IA inference requires more flops
The reasoning models do most of their work during a process known as the inference. These models today feed some of the most advanced and high intensity of resources applications, including deep research assistants and the emerging wave of agent AI systems.
While Deepseek-R1 initially frightened the industry, thinking that the future IA could require less Power of calculation, the CEO of Nvidia, Jensen Huang, pushed strong. Speaking For CNBC, he countered this perception: “It was exactly the opposite conclusion that everyone had.” He added that the IA reasoning consumes 100x more computer more than AI not of the season.
While the AI continues to evolve from reasoning models to autonomous agents and beyond, the demand for calculation is likely to go up again. The next breakthroughs can come not only in language or vision, but in the coordination of AI agents, fusion simulations or even large -scale digital twins, each possible by the type of calculation capacity jump which we have just seen.
Apparently on the signal, Openai has just announced 40 billion dollars in new funds, the largest private technological financing cycle ever recorded. The company said in a blog That the financing “allows us to push the boundaries of research on AI even further, to scale our calculation infrastructure and to deliver increasingly powerful tools for the 500 million people who use the ChatPPT each week.”
Why are so much capital flowing in AI? The reasons range from competitiveness to national security. Although a particular factor stands out, as illustrated by an McKinsey title: “AI could increase the profits of companies by $ 4.4 billions per year.”
What comes next? It is supposition
Basically, information systems concern the complexity of complexity, whether via an emergency vehicle routing system that I wrote once in Fortran, a student performance report tool built in Cobol or modern AI systems accelerating the discovery of drugs. The goal has always been the same: to give greater sense in the world.

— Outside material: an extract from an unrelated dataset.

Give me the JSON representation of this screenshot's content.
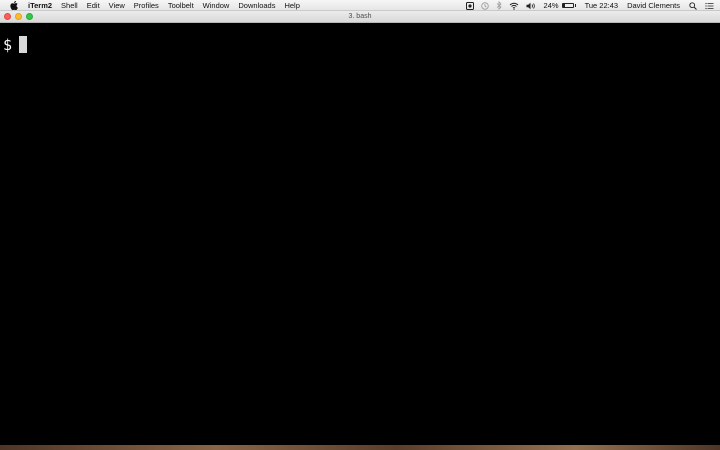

Now, with a powerful AI starting to appear, we cross a threshold. For the first time, we can have calculation power and intelligence to solve the problems that were once out of human reach.
The columnist for the New York Times Kevin Roose Recently captured this good moment: “Each week, I meet engineers and entrepreneurs working on AI who tell me that change – a big change, a change of jump into the world, the type of transformation that we have never seen before – is just at the corner of the street.” And that doesn’t even have the breakthroughs that arrive every week.
In the past few days, we have seen the GPT-4O of OpenAi generate almost perfect images From the text, Google publishes what can be the most advanced reasoning model to date in Gemini 2.5 Pro and Runway unveils a video model with a character and scene coherence, something that Venturebeat Notes has escaped most of IA video generators so far.
What comes then is really a supposition. We do not know if a powerful AI will be a breakthrough or a rupture, if it will help resolve fusion energy or release new biological risks. But with more and more flops online in the next five years, one thing seems certain: innovation will come quickly – and forcefully. It is also clear that, as flops evolve, our conversations also owe responsibility, regulations and restraint.
Gary Grossman is the executive vice-president of technological practice at Edelman And world leader in Edelman AI Center of Excellence.